Tidak lama sebelumnya sekelompok warga masyarakat juga pernah mendatangi kantor redaksi Independen News dengan permintaan yang hampir sama. Sekelompok warga tersebut meminta media ini memberitakan indikasi “perbuatan korupsi” yang dilakukan kepala desanya. Mereka mengaku yakin Bupati pasti akan menindak kepala desa bersangkutan jika beritanya dimuat di koran. “Kalau tidak ditulis di koran kasusnya pasti tidak ditindaklanjuti. Kan biasanya begitu pak,” demikian warga tersebut.

Pada kesempatan yang lain, juga pernah terjadi koran-koran lokal di Bali serentak menurunkan berita perbuatan pungli di sebuah SMA Negeri di Negara. Berita tersebut bersumber dari satu atau dua orang tua siswa yang tidak setuju dengan adanya pungutan sumbangan yang ditarik oleh Komite Sekolah untuk menunjang kegiatan ekstrakurikuler.

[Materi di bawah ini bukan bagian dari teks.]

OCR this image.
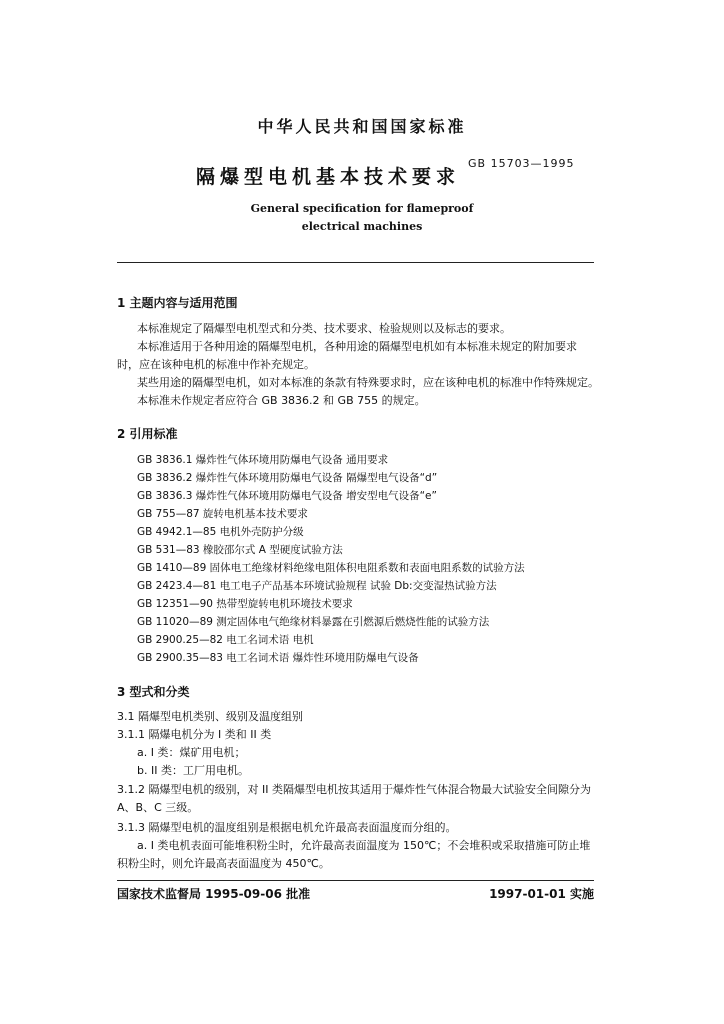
中华人民共和国国家标准
隔爆型电机基本技术要求
GB 15703—1995
General specification for flameproof
electrical machines
1 主题内容与适用范围
本标准规定了隔爆型电机型式和分类、技术要求、检验规则以及标志的要求。
本标准适用于各种用途的隔爆型电机，各种用途的隔爆型电机如有本标准未规定的附加要求时，应在该种电机的标准中作补充规定。
某些用途的隔爆型电机，如对本标准的条款有特殊要求时，应在该种电机的标准中作特殊规定。
本标准未作规定者应符合 GB 3836.2 和 GB 755 的规定。
2 引用标准
GB 3836.1 爆炸性气体环境用防爆电气设备 通用要求
GB 3836.2 爆炸性气体环境用防爆电气设备 隔爆型电气设备“d”
GB 3836.3 爆炸性气体环境用防爆电气设备 增安型电气设备“e”
GB 755—87 旋转电机基本技术要求
GB 4942.1—85 电机外壳防护分级
GB 531—83 橡胶邵尔式 A 型硬度试验方法
GB 1410—89 固体电工绝缘材料绝缘电阻体积电阻系数和表面电阻系数的试验方法
GB 2423.4—81 电工电子产品基本环境试验规程 试验 Db:交变湿热试验方法
GB 12351—90 热带型旋转电机环境技术要求
GB 11020—89 测定固体电气绝缘材料暴露在引燃源后燃烧性能的试验方法
GB 2900.25—82 电工名词术语 电机
GB 2900.35—83 电工名词术语 爆炸性环境用防爆电气设备
3 型式和分类
3.1 隔爆型电机类别、级别及温度组别
3.1.1 隔爆电机分为 I 类和 II 类
a. I 类：煤矿用电机；
b. II 类：工厂用电机。
3.1.2 隔爆型电机的级别，对 II 类隔爆型电机按其适用于爆炸性气体混合物最大试验安全间隙分为 A、B、C 三级。
3.1.3 隔爆型电机的温度组别是根据电机允许最高表面温度而分组的。
a. I 类电机表面可能堆积粉尘时，允许最高表面温度为 150℃；不会堆积或采取措施可防止堆积粉尘时，则允许最高表面温度为 450℃。
国家技术监督局 1995-09-06 批准	1997-01-01 实施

Padahal di dalam rapat wali murid sebelumnya, mayoritas orangtua murid menyatakan sanggup dan sukarela dipungut sumbangan. Tetapi seusai rapat, rupanya ada beberapa orang tua murid yang kurang setuju dan merasa keberatan dengan pungutan tersebut, menghubungi wartawan dan memberikan keterangan dengan “cukup dramatis” atas rapat wali murid sebelumnya. Kebetulan ketika wartawan yang menulis berita tersebut melakukan konfirmasi kepada pihak komite sekolah, Ketua Komite Sekolah tidak bisa dihubungi. Maka turunlah berita yang bagi pihak tertentu dianggap sangat menyudutkan tersebut.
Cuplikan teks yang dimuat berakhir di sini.